For high-performance computing (HPC), the NI leverages a two-rack GPU/CPU cluster (called the MIND cluster) located in the School of Computer Science (SCS) data center. This secure, professionally managed facility is monitored 24/7 by SCS experts who work closely with our NI computing team. The MIND cluster currently consists of 19 compute nodes (3 CPU-only and 16 GPU-accelerated), offering 452 physical CPU cores, 904 logical CPUs, over 6TB of RAM, and 76 GPUs spanning multiple generations and models (including NVIDIA L40S, A5000, RTX 3090, Titan RTX, Titan X, and Titan Xp).
In the spring of 2025, the cluster underwent a series of major infrastructure upgrades to expand capacity and improve performance. A new high-performance GPU node was added, featuring 1TB of RAM and eight NVIDIA L40S GPUs, each with 48GB of memory, along with ultra-fast NVMe SSD storage for improved data throughput. At the same time, all of the CPU-only nodes were replaced with newer, more powerful AMD EPYC-based systems, offering a combined total of 144 physical cores and nearly 3TB of RAM. To increase data transfer speeds across the system, the InfiniBand networking was upgraded to a 100G full bi-directional EDR fabric.

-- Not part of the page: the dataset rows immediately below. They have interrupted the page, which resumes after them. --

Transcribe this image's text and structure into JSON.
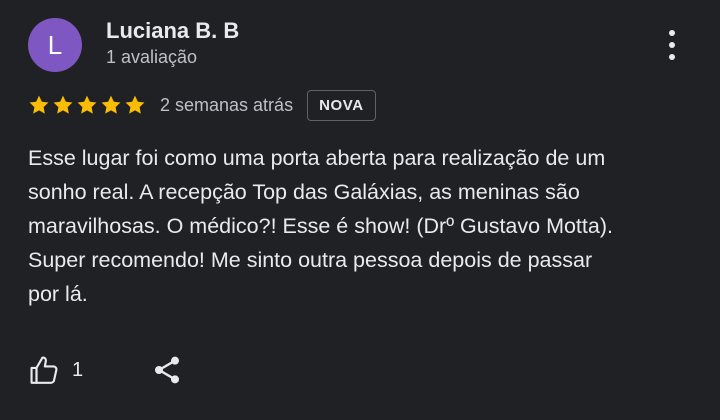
{
  "reviewer": {
    "avatar_letter": "L",
    "avatar_color": "#7e57c2",
    "name": "Luciana B. B",
    "review_count": "1 avaliação"
  },
  "menu_icon": "more-vertical-icon",
  "rating": {
    "stars": 5,
    "max_stars": 5,
    "star_color": "#fbbc04",
    "date": "2 semanas atrás",
    "badge": "NOVA"
  },
  "review": {
    "lines": [
      "Esse lugar foi como uma porta aberta para realização de um",
      "sonho real. A recepção Top das Galáxias, as meninas são",
      "maravilhosas. O médico?! Esse é show! (Drº Gustavo Motta).",
      "Super recomendo! Me sinto outra pessoa depois de passar",
      "por lá."
    ]
  },
  "actions": {
    "like_icon": "thumbs-up-icon",
    "like_count": "1",
    "share_icon": "share-icon"
  }
}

Additional improvements included the installation of 8TB SSD scratch drives on seven GPU nodes, providing fast local storage for temporary data during intensive computations. The RAID storage infrastructure was also expanded and modernized with new 12Gb/s SAS enclosures and additional drive bays, allowing for future scalability. A new head node and a dedicated login node were brought online, and the primary NAS storage server was upgraded with increased memory and processing power. The old NAS server was repurposed as a backup system, replacing legacy hardware dating back to 2012. Finally, the operating system across all nodes was upgraded from CentOS 7 to Springdale 8 (based on CentOS 8), ensuring continued support and compatibility with the latest software environments.

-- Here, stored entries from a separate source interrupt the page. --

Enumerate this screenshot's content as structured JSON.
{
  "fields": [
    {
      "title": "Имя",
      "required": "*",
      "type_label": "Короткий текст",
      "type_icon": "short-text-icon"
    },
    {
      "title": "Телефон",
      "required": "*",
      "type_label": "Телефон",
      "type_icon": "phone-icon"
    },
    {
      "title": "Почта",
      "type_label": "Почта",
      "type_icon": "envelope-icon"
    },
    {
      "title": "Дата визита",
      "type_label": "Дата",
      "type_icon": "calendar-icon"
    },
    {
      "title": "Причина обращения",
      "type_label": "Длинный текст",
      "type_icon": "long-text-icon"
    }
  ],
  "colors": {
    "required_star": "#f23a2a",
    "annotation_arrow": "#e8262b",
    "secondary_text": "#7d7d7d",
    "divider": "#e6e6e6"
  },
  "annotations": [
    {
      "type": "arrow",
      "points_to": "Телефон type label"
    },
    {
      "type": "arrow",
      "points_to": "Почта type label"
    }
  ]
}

The cluster is managed using SLURM (for job scheduling), Ansible (for system configuration), and Hydra (for user environment setup). Two data partitions use ZFS with RAID 6 for high reliability and are backed up incrementally to ZFS replicated system with some smaller spaces backed up to a secure tape backup system managed by SCS.

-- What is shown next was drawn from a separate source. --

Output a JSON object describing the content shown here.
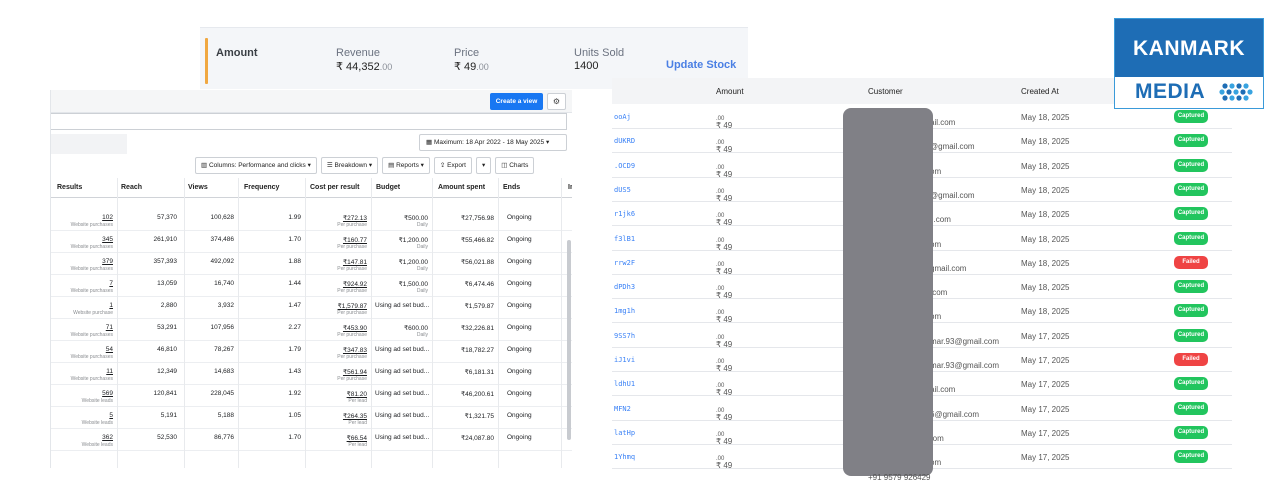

Researchers access the cluster via SSH, and available software includes a broad suite of neuroscience and data analysis tools: AFNI, Freesurfer, MNE, SPM, Matlab, R, DSI Studio, TensorFlow, and others. Singularity and Anaconda are also installed, allowing users to customize and isolate their computing environments.
The Computing Center operates as a 100% recharge facility which means user fees cover operational costs and staff support. However, capital improvements (like new hardware purchases) are typically funded by individual researchers through grants or startup funds. As hardware ages and new needs emerge, we depend on users to continue investing in infrastructure to maintain cutting-edge performance.
The computing environment is supported by David Pane, NI’s Manager of Computing, who maintains documentation, provides user support, and manages the overall operation of the facilities. He is available to help with software requests, technical issues, and general guidance related to the computing at the Carnegie Mellon University Neuroscience Institute.